Another depicts a fellow initiate standing in a thicket of soaring grass with a dead snake she offers to her friends on a twig.

As the night falls the women retire to a woodland clearing and form a circle around a roaring fire. They take turns burning talismanic drawings. Then a hand appears from off camera anointing the upturned face of a woman with red paint from her fingers.

Although these works may strike some as a departure from Fisher's past paintings, the red faced woman, a staple of Fisher's earlier works,  still appears here on video and in mixed media paintings.

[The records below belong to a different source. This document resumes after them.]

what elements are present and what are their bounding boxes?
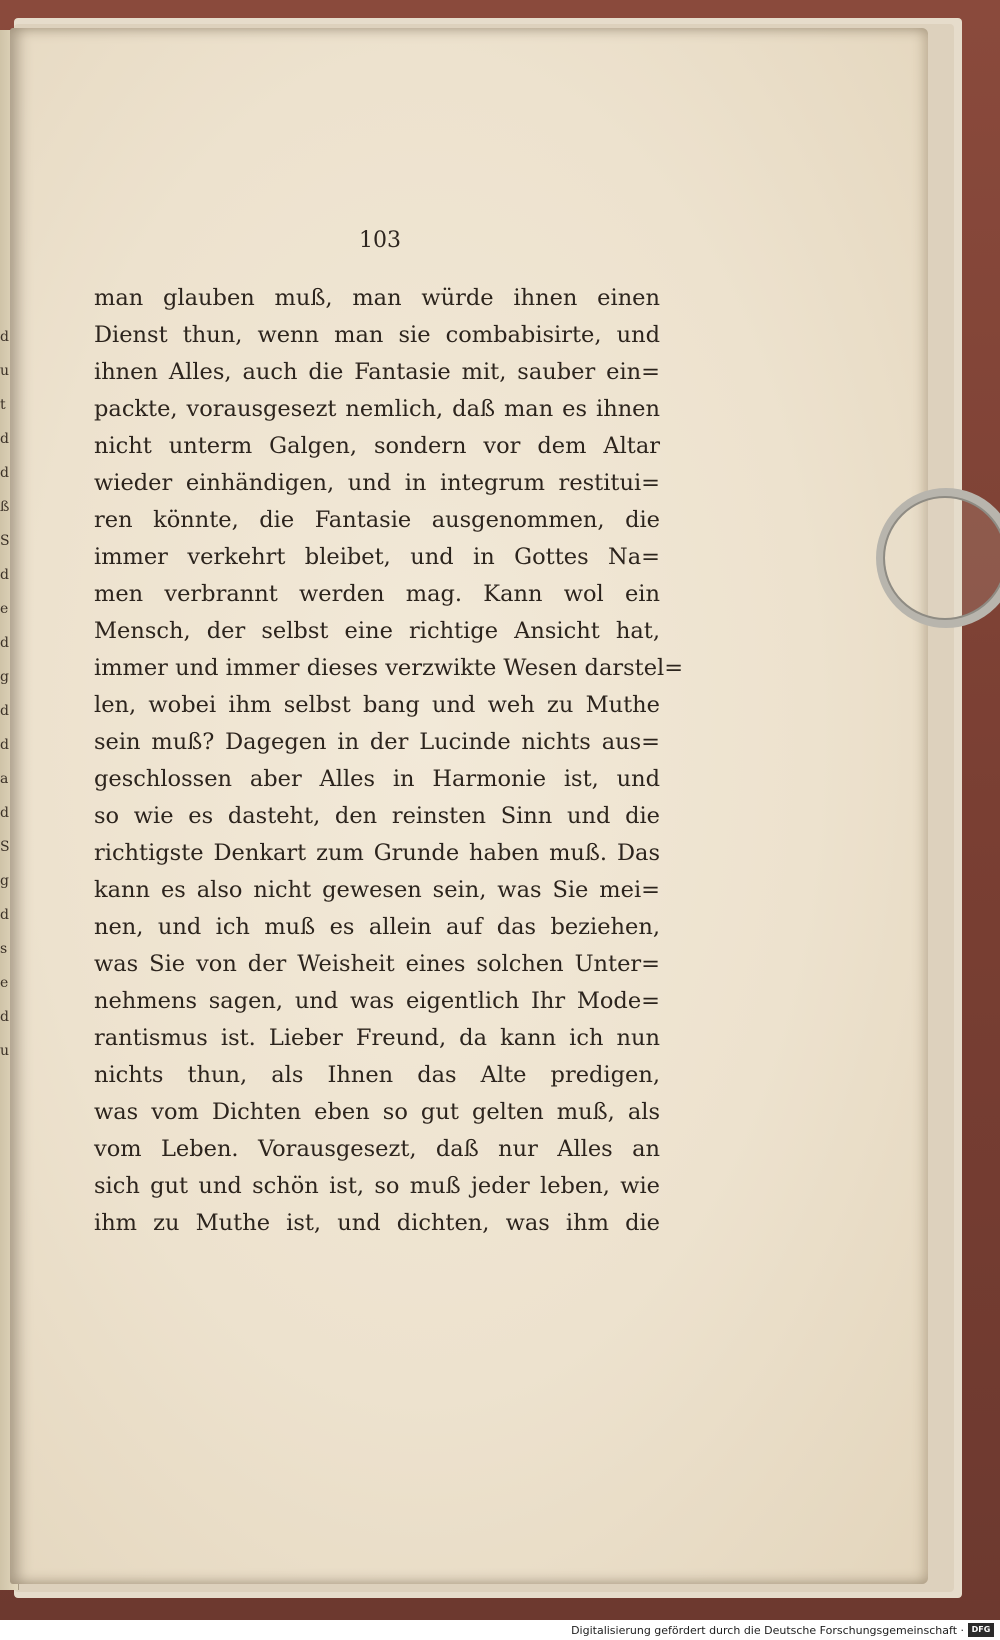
left-fragment: d [0, 431, 9, 447]
text-line: man glauben muß, man würde ihnen einen [94, 285, 660, 311]
left-fragment: ß [0, 499, 10, 515]
text-line: so wie es dasteht, den reinsten Sinn und die [94, 803, 660, 829]
text-line: was Sie von der Weisheit eines solchen Unter= [94, 951, 660, 977]
text-line: richtigste Denkart zum Grunde haben muß. Das [94, 840, 660, 866]
page-number: 103 [359, 228, 401, 253]
text-line: vom Leben. Vorausgesezt, daß nur Alles an [94, 1136, 660, 1162]
text-line: rantismus ist. Lieber Freund, da kann ich nun [94, 1025, 660, 1051]
left-fragment: d [0, 1009, 9, 1025]
text-line: kann es also nicht gewesen sein, was Sie mei= [94, 877, 660, 903]
text-line: nehmens sagen, und was eigentlich Ihr Mode= [94, 988, 660, 1014]
body-text [94, 280, 684, 1242]
left-fragment: d [0, 329, 9, 345]
text-line: sein muß? Dagegen in der Lucinde nichts aus= [94, 729, 660, 755]
left-fragment: d [0, 907, 9, 923]
left-fragment: d [0, 635, 9, 651]
left-fragment: t [0, 397, 6, 413]
left-fragment: e [0, 601, 9, 617]
left-fragment: d [0, 703, 9, 719]
text-line: immer und immer dieses verzwikte Wesen darstel= [94, 655, 684, 681]
left-fragment: a [0, 771, 9, 787]
text-line: ihm zu Muthe ist, und dichten, was ihm die [94, 1210, 660, 1236]
left-fragment: d [0, 567, 9, 583]
left-fragment: d [0, 737, 9, 753]
left-fragment: d [0, 805, 9, 821]
text-line: immer verkehrt bleibet, und in Gottes Na= [94, 544, 660, 570]
left-fragment: e [0, 975, 9, 991]
left-fragment: u [0, 1043, 10, 1059]
paper-clip-inner [883, 496, 1000, 620]
footer-credit: Digitalisierung gefördert durch die Deutsche Forschungsgemeinschaft · [571, 1624, 964, 1637]
text-line: Mensch, der selbst eine richtige Ansicht hat, [94, 618, 660, 644]
text-line: nicht unterm Galgen, sondern vor dem Altar [94, 433, 660, 459]
left-fragment: S [0, 533, 10, 549]
text-line: len, wobei ihm selbst bang und weh zu Muthe [94, 692, 660, 718]
text-line: packte, vorausgesezt nemlich, daß man es ihnen [94, 396, 660, 422]
left-fragment: g [0, 873, 9, 889]
text-line: ihnen Alles, auch die Fantasie mit, sauber ein= [94, 359, 660, 385]
text-line: men verbrannt werden mag. Kann wol ein [94, 581, 660, 607]
left-fragment: S [0, 839, 10, 855]
text-line: Dienst thun, wenn man sie combabisirte, und [94, 322, 660, 348]
text-line: ren könnte, die Fantasie ausgenommen, die [94, 507, 660, 533]
text-line: geschlossen aber Alles in Harmonie ist, und [94, 766, 660, 792]
text-line: was vom Dichten eben so gut gelten muß, als [94, 1099, 660, 1125]
left-fragment: u [0, 363, 10, 379]
book-page [10, 28, 928, 1584]
text-line: nen, und ich muß es allein auf das beziehen, [94, 914, 660, 940]
left-fragment: d [0, 465, 9, 481]
text-line: wieder einhändigen, und in integrum restitui= [94, 470, 660, 496]
text-line: sich gut und schön ist, so muß jeder leben, wie [94, 1173, 660, 1199]
left-fragment: s [0, 941, 8, 957]
left-fragment: g [0, 669, 9, 685]
dfg-logo: DFG [968, 1623, 994, 1637]
text-line: nichts thun, als Ihnen das Alte predigen, [94, 1062, 660, 1088]
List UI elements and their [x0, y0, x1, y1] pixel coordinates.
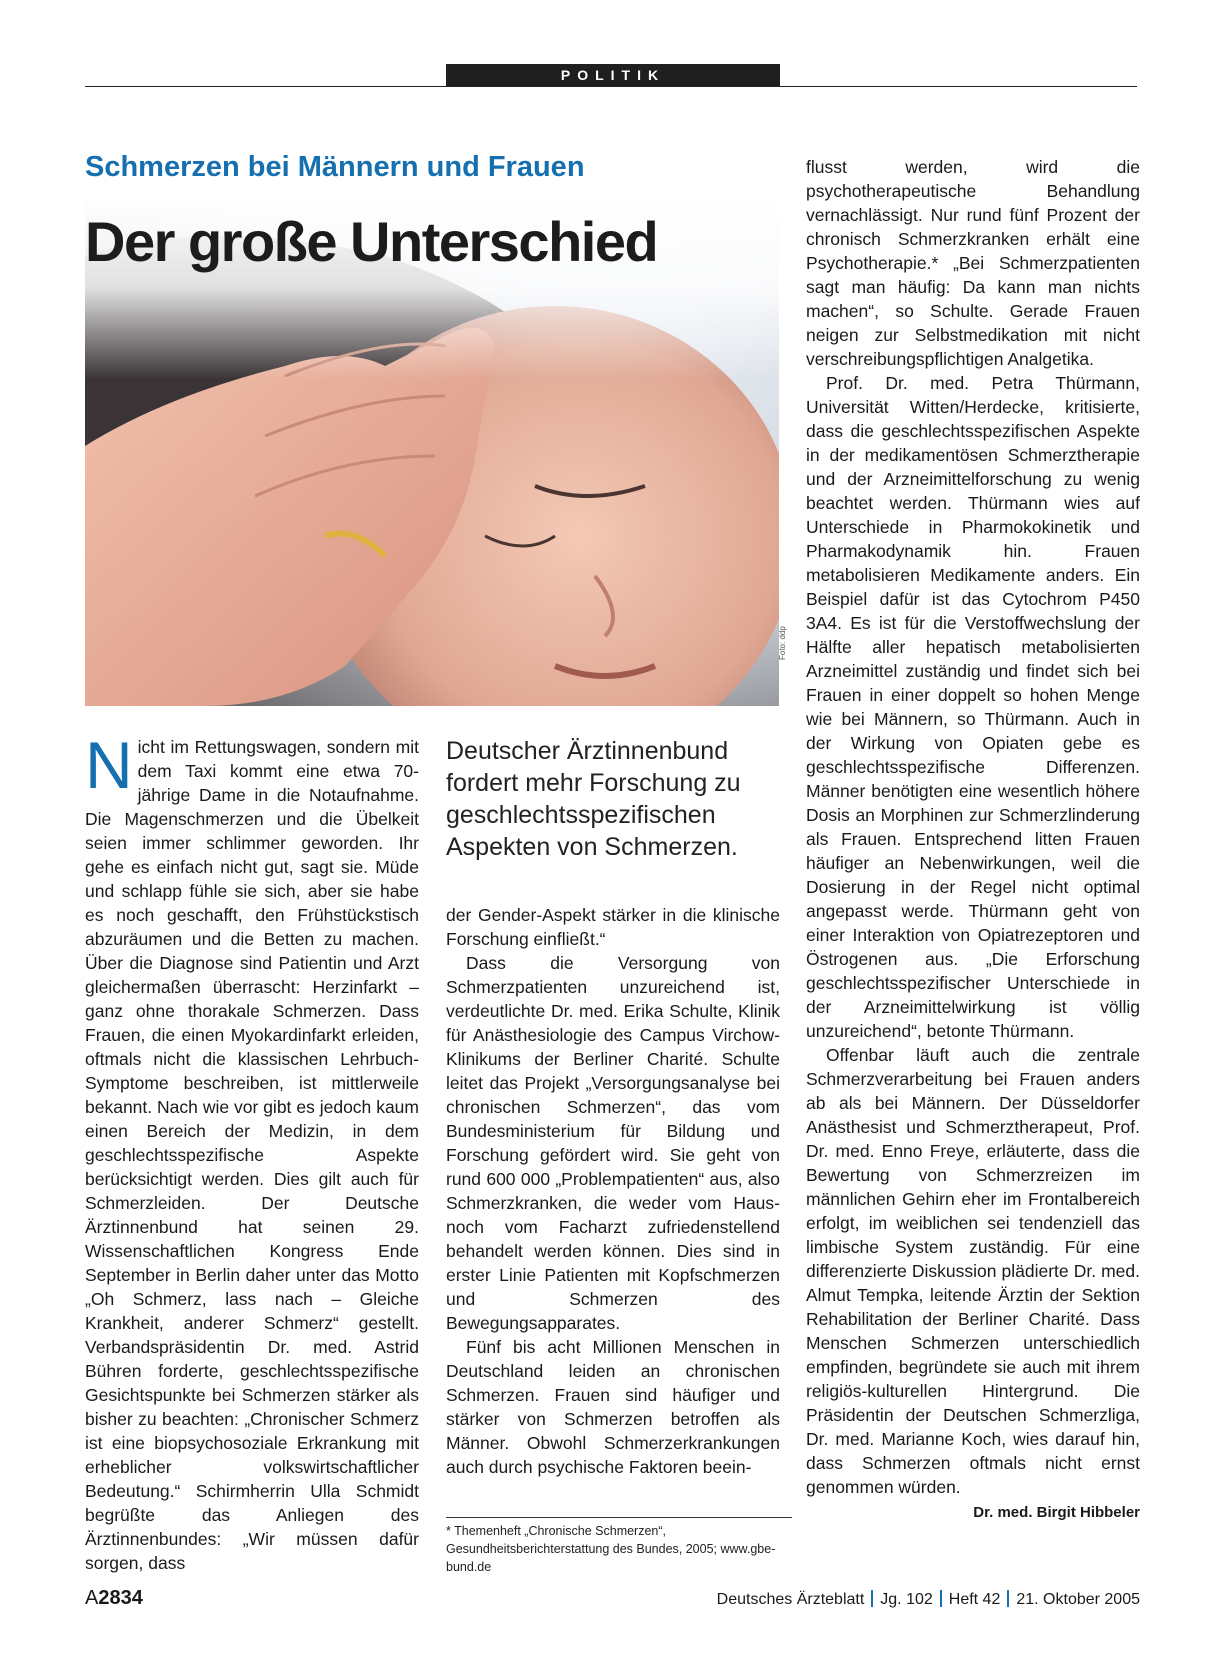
paragraph: flusst werden, wird die psychotherapeutische Behandlung vernachlässigt. Nur rund fünf Prozent der chronisch Schmerzkranken erhält eine Psychotherapie.* „Bei Schmerzpatienten sagt man häufig: Da kann man nichts machen“, so Schulte. Gerade Frauen neigen zur Selbstmedikation mit nicht verschreibungspflichtigen Analgetika. — [806, 157, 1140, 369]
headline: Der große Unterschied — [85, 210, 658, 273]
separator — [1007, 1590, 1009, 1607]
photo-credit: Foto: ddp — [778, 626, 787, 660]
paragraph: Dass die Versorgung von Schmerzpatienten unzureichend ist, verdeutlichte Dr. med. Erika Schulte, Klinik für Anästhesiologie des Campus Virchow-Klinikums der Berliner Charité. Schulte leitet das Projekt „Versorgungsanalyse bei chronischen Schmerzen“, das vom Bundesministerium für Bildung und Forschung gefördert wird. Sie geht von rund 600 000 „Problempatienten“ aus, also Schmerzkranken, die weder vom Haus- noch vom Facharzt zufriedenstellend behandelt werden können. Dies sind in erster Linie Patienten mit Kopfschmerzen und Schmerzen des Bewegungsapparates. — [446, 953, 780, 1333]
volume: Jg. 102 — [880, 1591, 933, 1608]
article-column-1 — [85, 728, 419, 1575]
journal-name: Deutsches Ärzteblatt — [716, 1591, 865, 1608]
page-number-value: 2834 — [98, 1587, 143, 1609]
footnote: * Themenheft „Chronische Schmerzen“, Gesundheitsberichterstattung des Bundes, 2005; www.gbe-bund.de — [446, 1524, 776, 1574]
article-column-3 — [806, 155, 1140, 1525]
journal-footer — [700, 1590, 1140, 1609]
page-number — [85, 1587, 143, 1610]
separator — [871, 1590, 873, 1607]
author: Dr. med. Birgit Hibbeler — [973, 1504, 1140, 1521]
top-rule — [85, 86, 1137, 87]
article-column-2 — [446, 903, 780, 1479]
teaser: Deutscher Ärztinnenbund fordert mehr Forschung zu geschlechtsspezifischen Aspekten von Schmerzen. — [446, 737, 741, 861]
paragraph: Offenbar läuft auch die zentrale Schmerzverarbeitung bei Frauen anders ab als bei Männern. Der Düsseldorfer Anästhesist und Schmerztherapeut, Prof. Dr. med. Enno Freye, erläuterte, dass die Bewertung von Schmerzreizen im männlichen Gehirn eher im Frontalbereich erfolgt, im weiblichen sei tendenziell das limbische System zuständig. Für eine differenzierte Diskussion plädierte Dr. med. Almut Tempka, leitende Ärztin der Sektion Rehabilitation der Berliner Charité. Dass Menschen Schmerzen unterschiedlich empfinden, begründete sie auch mit ihrem religiös-kulturellen Hintergrund. Die Präsidentin der Deutschen Schmerzliga, Dr. med. Marianne Koch, wies darauf hin, dass Schmerzen oftmals nicht ernst genommen würden. — [806, 1045, 1140, 1497]
page-prefix: A — [85, 1587, 99, 1609]
separator — [940, 1590, 942, 1607]
drop-cap: N — [85, 728, 133, 802]
footnote-rule — [446, 1517, 792, 1518]
issue: Heft 42 — [948, 1591, 1001, 1608]
section-label: POLITIK — [446, 64, 780, 86]
paragraph: Fünf bis acht Millionen Menschen in Deutschland leiden an chronischen Schmerzen. Frauen sind häufiger und stärker von Schmerzen betroffen als Männer. Obwohl Schmerzerkrankungen auch durch psychische Faktoren beein- — [446, 1337, 780, 1477]
paragraph: Prof. Dr. med. Petra Thürmann, Universität Witten/Herdecke, kritisierte, dass die geschlechtsspezifischen Aspekte in der medikamentösen Schmerztherapie und der Arzneimittelforschung zu wenig beachtet werden. Thürmann wies auf Unterschiede in Pharmokokinetik und Pharmakodynamik hin. Frauen metabolisieren Medikamente anders. Ein Beispiel dafür ist das Cytochrom P450 3A4. Es ist für die Verstoffwechslung der Hälfte aller hepatisch metabolisierten Arzneimittel zuständig und findet sich bei Frauen in einer doppelt so hohen Menge wie bei Männern, so Thürmann. Auch in der Wirkung von Opiaten gebe es geschlechtsspezifische Differenzen. Männer benötigten eine wesentlich höhere Dosis an Morphinen zur Schmerzlinderung als Frauen. Entsprechend litten Frauen häufiger an Nebenwirkungen, weil die Dosierung in der Regel nicht optimal angepasst werde. Thürmann geht von einer Interaktion von Opiatrezeptoren und Östrogenen aus. „Die Erforschung geschlechtsspezifischer Unterschiede in der Arzneimittelwirkung ist völlig unzureichend“, betonte Thürmann. — [806, 373, 1140, 1041]
paragraph: icht im Rettungswagen, sondern mit dem Taxi kommt eine etwa 70-jährige Dame in die Notaufnahme. Die Magenschmerzen und die Übelkeit seien immer schlimmer geworden. Ihr gehe es einfach nicht gut, sagt sie. Müde und schlapp fühle sie sich, aber sie habe es noch geschafft, den Frühstückstisch abzuräumen und die Betten zu machen. Über die Diagnose sind Patientin und Arzt gleichermaßen überrascht: Herzinfarkt – ganz ohne thorakale Schmerzen. Dass Frauen, die einen Myokardinfarkt erleiden, oftmals nicht die klassischen Lehrbuch-Symptome beschreiben, ist mittlerweile bekannt. Nach wie vor gibt es jedoch kaum einen Bereich der Medizin, in dem geschlechtsspezifische Aspekte berücksichtigt werden. Dies gilt auch für Schmerzleiden. Der Deutsche Ärztinnenbund hat seinen 29. Wissenschaftlichen Kongress Ende September in Berlin daher unter das Motto „Oh Schmerz, lass nach – Gleiche Krankheit, anderer Schmerz“ gestellt. Verbandspräsidentin Dr. med. Astrid Bühren forderte, geschlechtsspezifische Gesichtspunkte bei Schmerzen stärker als bisher zu beachten: „Chronischer Schmerz ist eine biopsychosoziale Erkrankung mit erheblicher volkswirtschaftlicher Bedeutung.“ Schirmherrin Ulla Schmidt begrüßte das Anliegen des Ärztinnenbundes: „Wir müssen dafür sorgen, dass — [85, 737, 419, 1573]
kicker: Schmerzen bei Männern und Frauen — [85, 151, 585, 183]
paragraph: der Gender-Aspekt stärker in die klinische Forschung einfließt.“ — [446, 905, 780, 949]
issue-date: 21. Oktober 2005 — [1016, 1591, 1140, 1608]
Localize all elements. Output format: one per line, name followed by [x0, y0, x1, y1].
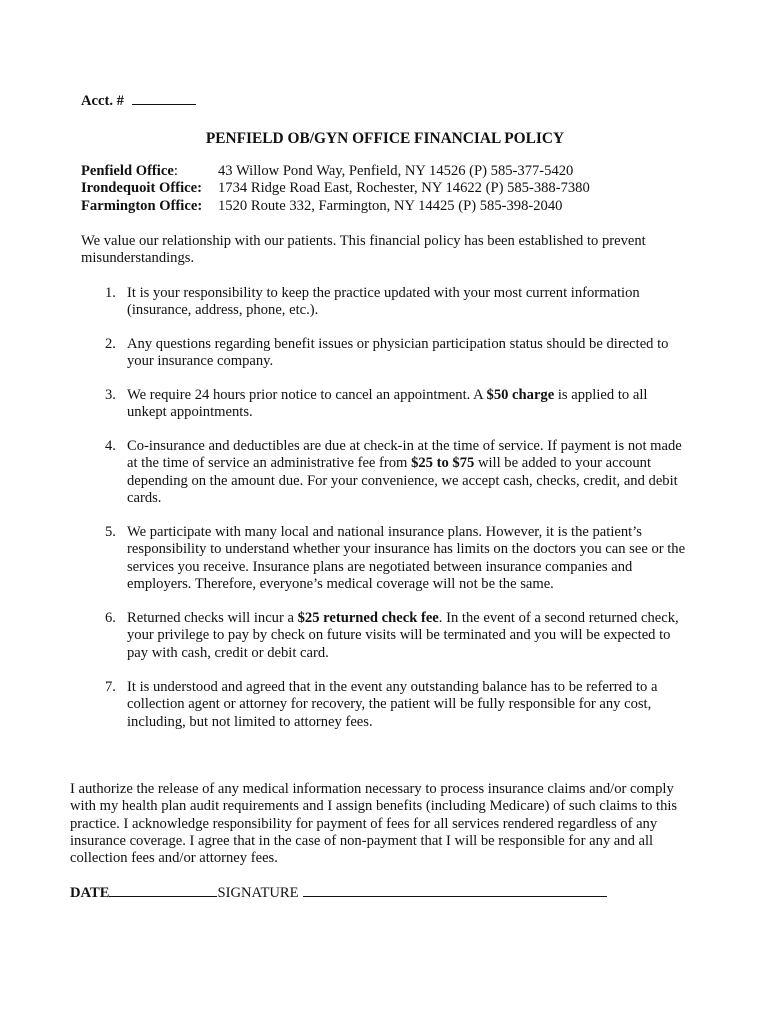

There is something distinctly tribal and visceral about Fisher's unforgettable video that evokes the cycle of regeneration and rebirth and nature's power to transport one to the primordial. Nature has always figured prominently in her work, says Fisher who adds that this show was two years in the making.

Fisher's collaborators on the "Myakka" video were Mary Christmas, Jessie Gold, Elizabeth Hart, Erin Krause and Stella Rey. "I try to go camping by myself at least once a year in the Everglades.  I like to do watercolors of nature on these trips."

As far as some of the outdoor sanctuaries that inspire her she says that the Everglades National Park, Big Cypress Preserve, Shark Valley, Oleta State Park, Myakka State Park, Fairchild Tropical Gardens, The Kampong, and Vizcaya are favorites.

"We are so lucky in South Florida to have such incredible and unique wetlands, prairies, and beaches. Whenever I travel for my exhibitions I try to stay for a few extra days to check out regional art scenes and nature.  For example when I had a solo show in Tokyo two years ago I traveled to the southern Island of Japan to explore their natural volcanic hot springs, Fisher says.

Don't miss Fisher's MYAKKA; it's both dreamy and epic.